Andrew
02/10/2023, 7:12 PMdagster._check.CheckError: Failure condition: No end time window found
This is a skeleton showing how I am doing this. I read a .xlsx file into pandas, then select from a dictionary of dataframes to get the one I want. I intend for this to become parquet.
monthly_partition_def = MonthlyPartitionsDefinition(
start_date=datetime(2023, 2, 1), timezone="America/New_York"
)
@asset(partitions_def=monthly_partition_def)
def missed_payments():
df = get_df()
return df
@asset(io_manager_key='parquet_io_manager', partitions_def=monthly_partition_def)
def missed_payments_national(missed_payments):
df = missed_payments.get('National')
return df
Below is the io_manager I am using (which worked find for multi-partitions)
class PandasParquetIOManager(UPathIOManager):
extension: str = ".parquet"
def dump_to_path(self, context: OutputContext, obj: pd.DataFrame, path: UPath):
with path.open("wb") as file:
obj.to_parquet(file)
def load_from_path(self, context: InputContext, path: UPath) -> pd.DataFrame:
with path.open("rb") as file:
return pd.read_parquet(file)
@io_manager(config_schema={"base_path": Field(str, is_required=False)})
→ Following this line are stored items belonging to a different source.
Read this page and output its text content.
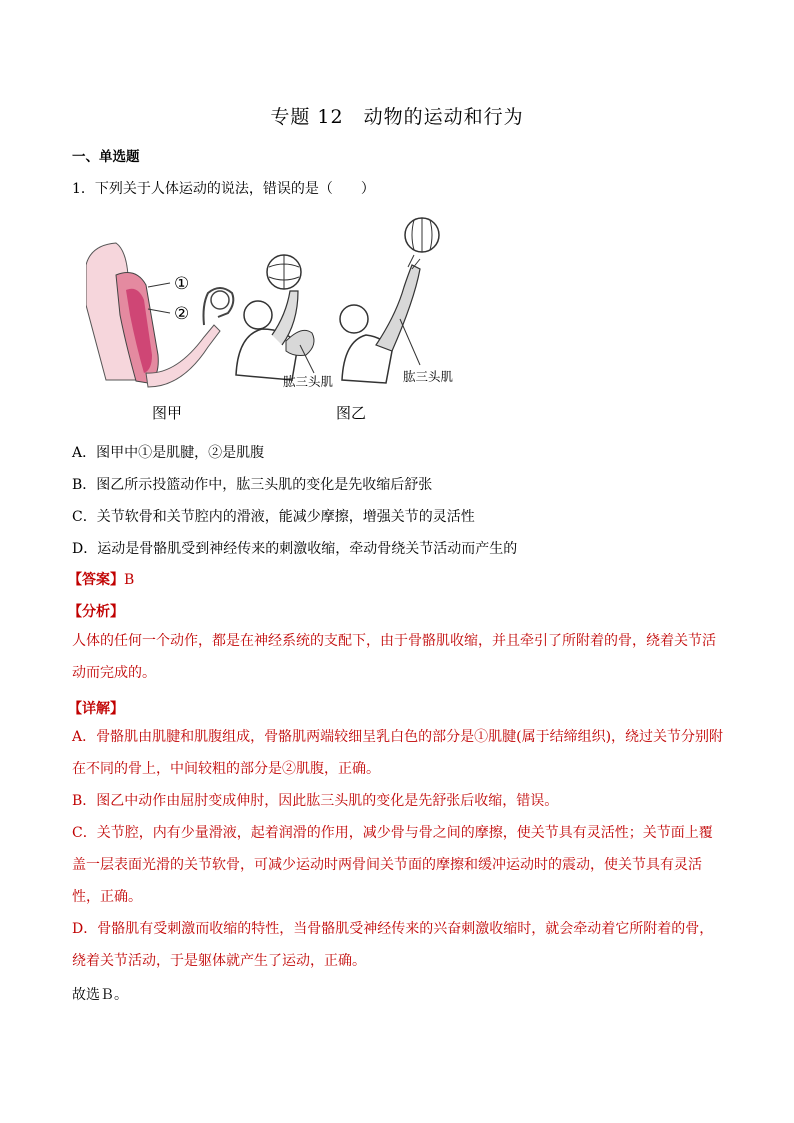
专题 12　动物的运动和行为
一、单选题
1．下列关于人体运动的说法，错误的是（　　）
①
②
肱三头肌	肱三头肌
图甲	图乙
A．图甲中①是肌腱，②是肌腹
B．图乙所示投篮动作中，肱三头肌的变化是先收缩后舒张
C．关节软骨和关节腔内的滑液，能减少摩擦，增强关节的灵活性
D．运动是骨骼肌受到神经传来的刺激收缩，牵动骨绕关节活动而产生的
【答案】B
【分析】
人体的任何一个动作，都是在神经系统的支配下，由于骨骼肌收缩，并且牵引了所附着的骨，绕着关节活动而完成的。
【详解】
A．骨骼肌由肌腱和肌腹组成，骨骼肌两端较细呈乳白色的部分是①肌腱(属于结缔组织)，绕过关节分别附在不同的骨上，中间较粗的部分是②肌腹，正确。
B．图乙中动作由屈肘变成伸肘，因此肱三头肌的变化是先舒张后收缩，错误。
C．关节腔，内有少量滑液，起着润滑的作用，减少骨与骨之间的摩擦，使关节具有灵活性；关节面上覆盖一层表面光滑的关节软骨，可减少运动时两骨间关节面的摩擦和缓冲运动时的震动，使关节具有灵活性，正确。
D．骨骼肌有受刺激而收缩的特性，当骨骼肌受神经传来的兴奋刺激收缩时，就会牵动着它所附着的骨，绕着关节活动，于是躯体就产生了运动，正确。
故选Ｂ。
def local_pandas_parquet_io_manager(
init_context: InitResourceContext,
) -> PandasParquetIOManager:
assert init_context.instance is not None # to please mypy
base_path = UPath(
init_context.resource_config.get(
"base_path", init_context.instance.storage_directory()
)
)
return PandasParquetIOManager(base_path=base_path)
How do I get the IO Manager to work as intended? (with static definitions, TimeWindows and multi-partitions) Sample projects, and the documentation are not pointing me in the right direction.